On voit que lord Castlereagh prenait assez patiemment la substitution d’un ministère animé de tendances russes à un autre ministère dont la politique extérieure était fondée sur l’alliance anglaise. Lord Liverpool, en lui répondant, qualifia avec plus de sévérité le changement qui venait d’avoir lieu. Suivant lui, le roi avait fait preuve d’un défaut absolu de jugement en congédiant ses conseillers dans de pareilles conjonctures, et on avait peine à concevoir que pour se défaire d’hommes qu’il n’aimait pas, il n’eût pas attendu la signature d’une paix humiliante dont ils auraient emporté avec eux la responsabilité. Lord Castlereagh n’en persista pas moins dans ses appréciations indulgentes : « Vous entendrez parler, écrivait-il le 1er octobre à lord Liverpool, de beaucoup de coquetteries entre les Français et les Russes. Le duc de Richelieu est certainement un lien entre les deux pays, mais je ne vois pas que ni d’un côté ni de l’autre on ait, au moins quant à présent, de motifs raisonnables pour former une liaison qui vraisemblablement changerait l’état des affaires, et je crois que nous aurions tort de nous laisser entraîner, par la jalousie que nous pourrions en éprouver, à affaiblir le gouvernement du duc de Richelieu. Le grand objet est de maintenir le roi sur son trône. Un système de modération est, je pense, le meilleur moyen d’y parvenir, et je ne crois pas que le duc veuille se jeter dans les extravagances ; mais il aura de grandes difficultés à vaincre. Néanmoins j’augure mieux de son avenir que je ne le faisais d’abord. »
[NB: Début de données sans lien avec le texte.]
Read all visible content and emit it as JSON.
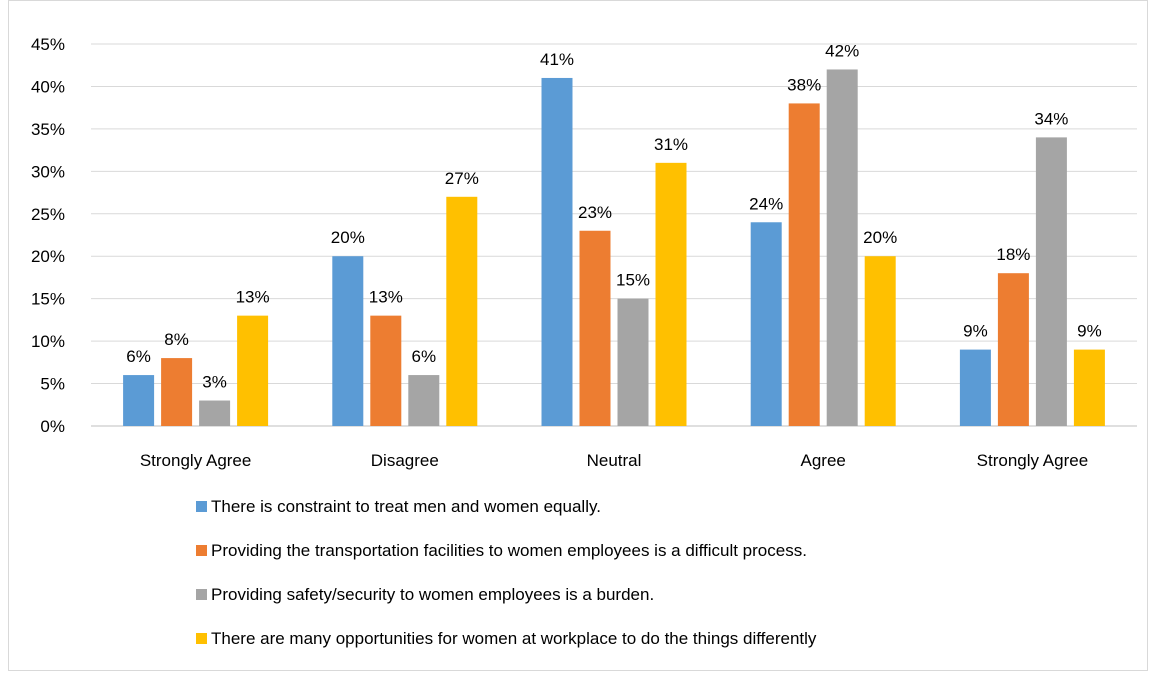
{
  "chart_data": {
    "type": "bar",
    "categories": [
      "Strongly Agree",
      "Disagree",
      "Neutral",
      "Agree",
      "Strongly Agree"
    ],
    "series": [
      {
        "name": "There is constraint to treat men and women equally.",
        "color": "#5b9bd5",
        "values": [
          6,
          20,
          41,
          24,
          9
        ]
      },
      {
        "name": "Providing the transportation facilities to women employees is a difficult process.",
        "color": "#ed7d31",
        "values": [
          8,
          13,
          23,
          38,
          18
        ]
      },
      {
        "name": "Providing safety/security to women employees is a burden.",
        "color": "#a5a5a5",
        "values": [
          3,
          6,
          15,
          42,
          34
        ]
      },
      {
        "name": "There are many opportunities for women at workplace to do the things differently",
        "color": "#ffc000",
        "values": [
          13,
          27,
          31,
          20,
          9
        ]
      }
    ],
    "y_ticks": [
      "0%",
      "5%",
      "10%",
      "15%",
      "20%",
      "25%",
      "30%",
      "35%",
      "40%",
      "45%"
    ],
    "ylim": [
      0,
      45
    ],
    "value_suffix": "%",
    "grid": true,
    "legend_position": "bottom",
    "title": "",
    "xlabel": "",
    "ylabel": ""
  }
}
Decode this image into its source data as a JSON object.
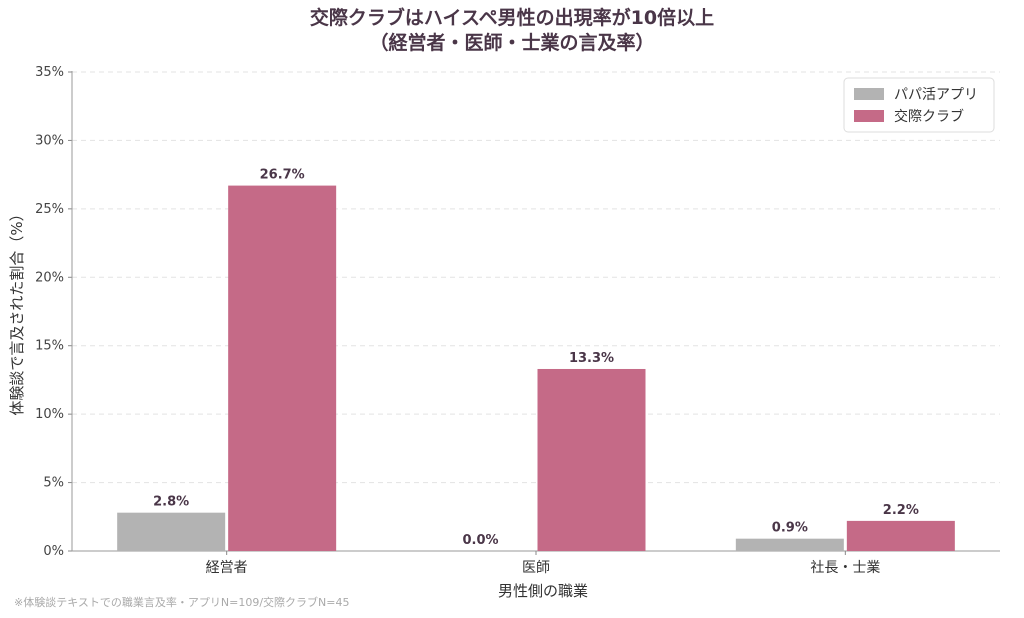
{
  "chart_data": {
    "type": "bar",
    "title_lines": [
      "交際クラブはハイスペ男性の出現率が10倍以上",
      "（経営者・医師・士業の言及率）"
    ],
    "xlabel": "男性側の職業",
    "ylabel": "体験談で言及された割合（%）",
    "categories": [
      "経営者",
      "医師",
      "社長・士業"
    ],
    "series": [
      {
        "name": "パパ活アプリ",
        "values": [
          2.8,
          0.0,
          0.9
        ],
        "labels": [
          "2.8%",
          "0.0%",
          "0.9%"
        ],
        "color": "#b3b3b3"
      },
      {
        "name": "交際クラブ",
        "values": [
          26.7,
          13.3,
          2.2
        ],
        "labels": [
          "26.7%",
          "13.3%",
          "2.2%"
        ],
        "color": "#c56a87"
      }
    ],
    "ylim": [
      0,
      35
    ],
    "yticks": [
      0,
      5,
      10,
      15,
      20,
      25,
      30,
      35
    ],
    "ytick_labels": [
      "0%",
      "5%",
      "10%",
      "15%",
      "20%",
      "25%",
      "30%",
      "35%"
    ],
    "grid": "horizontal-dashed",
    "legend_position": "top-right",
    "footnote": "※体験談テキストでの職業言及率・アプリN=109/交際クラブN=45"
  }
}
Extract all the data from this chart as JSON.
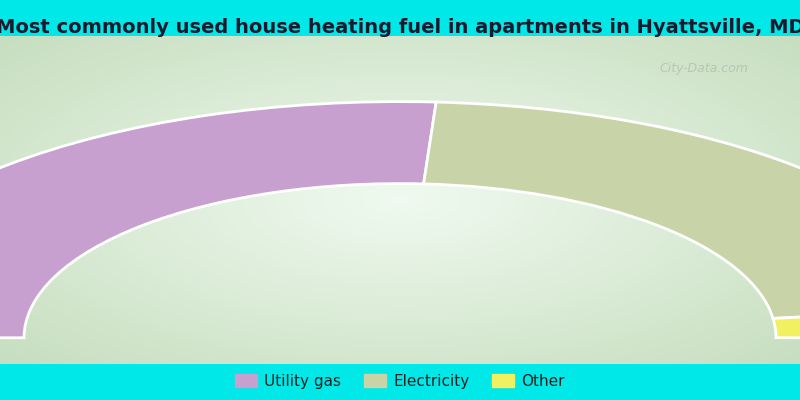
{
  "title": "Most commonly used house heating fuel in apartments in Hyattsville, MD",
  "title_fontsize": 14,
  "bg_cyan": "#00e8e8",
  "bg_chart_center": "#f5faf5",
  "bg_chart_edge_green": "#c8dfc0",
  "segments": [
    {
      "label": "Utility gas",
      "value": 52,
      "color": "#c8a0d0"
    },
    {
      "label": "Electricity",
      "value": 44,
      "color": "#c8d4a8"
    },
    {
      "label": "Other",
      "value": 4,
      "color": "#f0f060"
    }
  ],
  "legend_colors": [
    "#c8a0d0",
    "#c8d4a8",
    "#f0f060"
  ],
  "legend_labels": [
    "Utility gas",
    "Electricity",
    "Other"
  ],
  "watermark": "City-Data.com",
  "fig_width": 8.0,
  "fig_height": 4.0,
  "dpi": 100
}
C’était aussi le sentiment du duc de Wellington, bien qu’il en donnât d’autres raisons : « Mon opinion, écrivait-il à lord Liverpool, est que le roi et son gouvernement sont en meilleure condition qu’ils n’étaient il y a un an, parce qu’il n’y a plus personne qui se présente comme pouvant se mettre à la tête d’un mouvement contre eux, parce que personne n’inspire assez de confiance et ne possède assez

  1. Cela n’était pas tout à fait exact. M. de Richelieu était venu un moment en France pendant le consulat.